Gustavo de los Rios, shelter resourcer at Abara Frontiers, and close friend of Pastor Samuel, described how COVID-19 has impacted shelters’ ability to help migrants. “They’re receiving less money because of the pandemic. Their congregations are under a lot of strain, but they’re still there every day doing what they can. We’ve been asking for money to buy food and basic supplies. It takes $1,000 a week to make sure that all of the people Pastor Samuel delivers to receive the food the need. They’re doing their best with less. He’s out there every day and I help him however I can.”
The COVID-19 pandemic has made life even more difficult for migrants, who were already precarious situations. Delays in the Mexican and United States court systems and tighter restrictions on border travel have left many migrants in limbo indefinitely. Juarez, which has been under National Code Red and Code Orange shutdown, has been hit hard by COVID-19 and is especially dangerous for migrants who have been deported from the U.S. who have to quarantine for 14 days before being allowed entrance into another shelter or to travel back home. To mitigate these increased dangers, the Mexican government has created new quarantine shelters and has designated certain existing shelters to also serve as quarantine shelters, known as “albergues filtros.” One of these shelters is Espiritu Santo, run by an Episcopalian congregation. At Espiritu Santo, migrants are connected with medical care and COVID-19 testing while they quarantine and decide what steps to take next during this difficult time.
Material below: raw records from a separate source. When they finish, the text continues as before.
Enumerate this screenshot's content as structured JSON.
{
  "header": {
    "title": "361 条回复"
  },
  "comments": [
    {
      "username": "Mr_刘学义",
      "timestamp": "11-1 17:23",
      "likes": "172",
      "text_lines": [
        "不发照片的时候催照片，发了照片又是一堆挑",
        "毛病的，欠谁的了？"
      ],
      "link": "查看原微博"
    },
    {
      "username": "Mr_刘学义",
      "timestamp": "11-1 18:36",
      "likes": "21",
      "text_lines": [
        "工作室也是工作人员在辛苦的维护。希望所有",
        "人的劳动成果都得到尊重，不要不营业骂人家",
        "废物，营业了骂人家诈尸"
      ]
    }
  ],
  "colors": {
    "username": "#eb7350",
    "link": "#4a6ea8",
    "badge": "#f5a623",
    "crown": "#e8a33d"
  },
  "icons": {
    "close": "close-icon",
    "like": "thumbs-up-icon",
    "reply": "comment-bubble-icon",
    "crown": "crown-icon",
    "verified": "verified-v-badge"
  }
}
Though they are not under as tight a lockdown as migrants living at filter shelters, migrants living at the Buen Pastor Shelter, run by a local Methodist congregation, have been severely impacted by COVID-19. In response, the shelter has taken a creative approach to helping migrant women earn money for their families during COVID-19 by launching a sewing workshop.
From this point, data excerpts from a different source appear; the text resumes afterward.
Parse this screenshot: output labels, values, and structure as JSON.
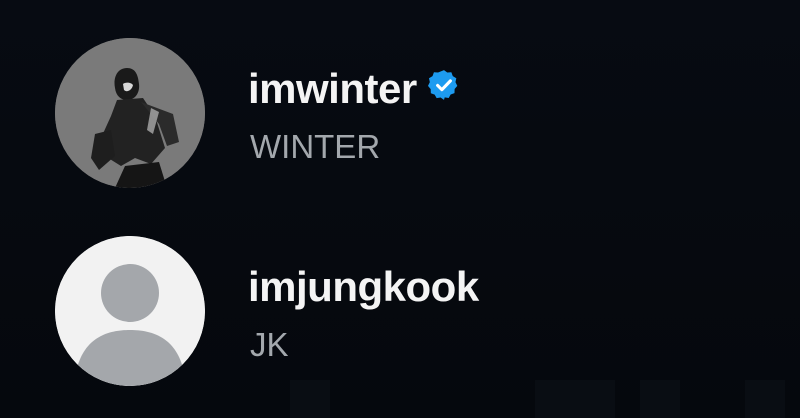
{
  "accounts": [
    {
      "username": "imwinter",
      "display_name": "WINTER",
      "verified": true,
      "avatar": "profile-photo",
      "verified_icon": "verified-badge-icon"
    },
    {
      "username": "imjungkook",
      "display_name": "JK",
      "verified": false,
      "avatar": "default-avatar-icon"
    }
  ],
  "colors": {
    "background": "#060a10",
    "username": "#f4f4f4",
    "display_name": "#a3a8ad",
    "verified_badge": "#1d9bf0"
  }
}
Blanca Castillo, who helped launch the workshop reflected on its impact, “Right now, we have the capacity to work with about 10 women at a time, but we are looking to expand. The women we are working with right now are from a variety of backgrounds: Brazilians, Cubans, Venezuelans, Guatemalans, women who have migrated from other parts of Mexico. Some of them are under MPP and are waiting for their court dates and some of them are waiting until it’s safe to return to their countries. They’ve been making beautiful tote bags and we’re going to start making masks to sell at a store in El Paso. It’s really been a place for them to come together and heal. We’ve also had psychologists and social workers come and use this space to do therapy with people living in the shelter. Recently, we were able to do a spa self-care day with the ladies. We brought in a hairstylist, Keisha [Branch] who also works at Abara Frontiers, who gave everyone haircuts and we had stations for make-up and nails. It was something small, but they had so much fun and it lifted their spirits. It was a mini-getaway from shelter life. We could host classes in there and have legal aid and other resources present in there. There are so many opportunities and I’m excited to see what we can do in this space.”
In the midst of hardship, unspeakable violence, and now a pandemic, faith communities in El Paso and Juarez continue to seek ways to support and walk alongside migrant men, women and children who are so far from home with no end in sight. In the face of this uncertainty, we can draw inspiration from dedicated people like Pastor Samuel and church shelters, like Frontera de Gracia, Espiritu Santo, and Buen Pastor, and countless others, who propelled by faith, are out there on ground, every day, seeking to help others, no matter what.